So officially we’re not in a recession anymore, right? Well tell that to families, as census statistics reported that income went down for the second year in a row, there are fewer families making $100,000 a year in income, there are more people without health insurance and there are more people living in poverty, 14.3%. The median income for families is now $50,220, which was a 3% drop from the previous year. Overall, people in Maryland make the most money while people in Mississippi make the least.
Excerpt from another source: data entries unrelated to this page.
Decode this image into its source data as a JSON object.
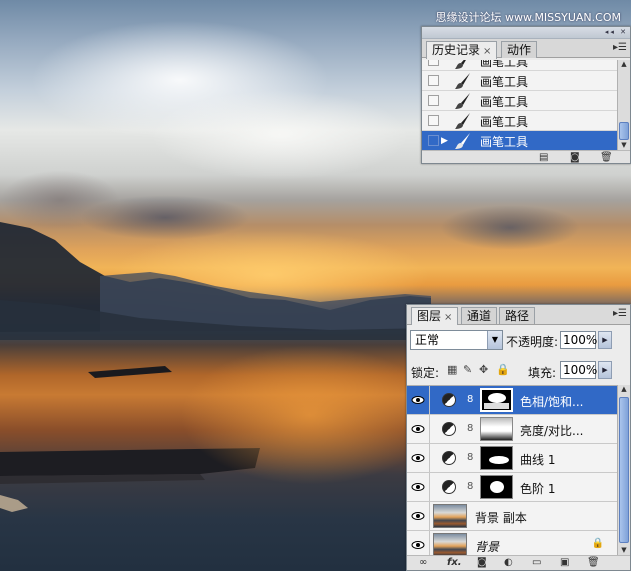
{
  "watermark": "思缘设计论坛 www.MISSYUAN.COM",
  "history_panel": {
    "tabs": [
      {
        "label": "历史记录",
        "close": "×",
        "active": true
      },
      {
        "label": "动作",
        "active": false
      }
    ],
    "items": [
      {
        "label": "画笔工具",
        "selected": false
      },
      {
        "label": "画笔工具",
        "selected": false
      },
      {
        "label": "画笔工具",
        "selected": false
      },
      {
        "label": "画笔工具",
        "selected": false
      },
      {
        "label": "画笔工具",
        "selected": true
      }
    ],
    "bottom_icons": [
      "new-document-icon",
      "camera-icon",
      "trash-icon"
    ]
  },
  "layers_panel": {
    "tabs": [
      {
        "label": "图层",
        "close": "×",
        "active": true
      },
      {
        "label": "通道",
        "active": false
      },
      {
        "label": "路径",
        "active": false
      }
    ],
    "blend_mode": "正常",
    "opacity_label": "不透明度:",
    "opacity_value": "100%",
    "lock_label": "锁定:",
    "fill_label": "填充:",
    "fill_value": "100%",
    "layers": [
      {
        "name": "色相/饱和...",
        "selected": true
      },
      {
        "name": "亮度/对比..."
      },
      {
        "name": "曲线 1"
      },
      {
        "name": "色阶 1"
      },
      {
        "name": "背景 副本"
      },
      {
        "name": "背景",
        "locked": true
      }
    ],
    "bottom_icons": [
      "link-icon",
      "fx-icon",
      "mask-icon",
      "adjustment-icon",
      "folder-icon",
      "new-layer-icon",
      "trash-icon"
    ],
    "fx_label": "fx."
  },
  "colors": {
    "selection": "#3169c6",
    "panel_bg": "#ececec"
  }
}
Minorities have it worse, which figures. Unemployment is at 17% for blacks, and exceeds 20% in five states. In Michigan, the unemployment rate for black people is around 27%; ouch! The high for Hispanics is 22% in Nevada. You want more? An organization called United for a Fair Economy stated that “blacks and Hispanics are three times as likely to be poor as whites, that blacks earn 62 cents for every dollar whites earn, and that the family median net worth of whites in 2007 was $170,400, compared with $27,800 for blacks and Hispanics.”

Not to pile on here, but the Federal Reserve reported last Friday that household net worth fell 2.8% in the second quarter of this year, and it would have been worse if there hadn’t been enough wealthy people to bring the average up some. It was the first drop since early 2009, when things were in crisis mode.

The one good thing… well, sort of good depending on who you ask. People are saving around 6% of their disposable income now as opposed to 2% in 2007. Bills are being paid, but spending has been drastically reduced, which is hurting many industries. Unfortunately we can’t have it both ways, but I tend to believe that as more of us become fiscally responsible, things will work out in the end.

That is, if banks stop closing, since we’re now up to 127 banks with no sign that it’s slowing down.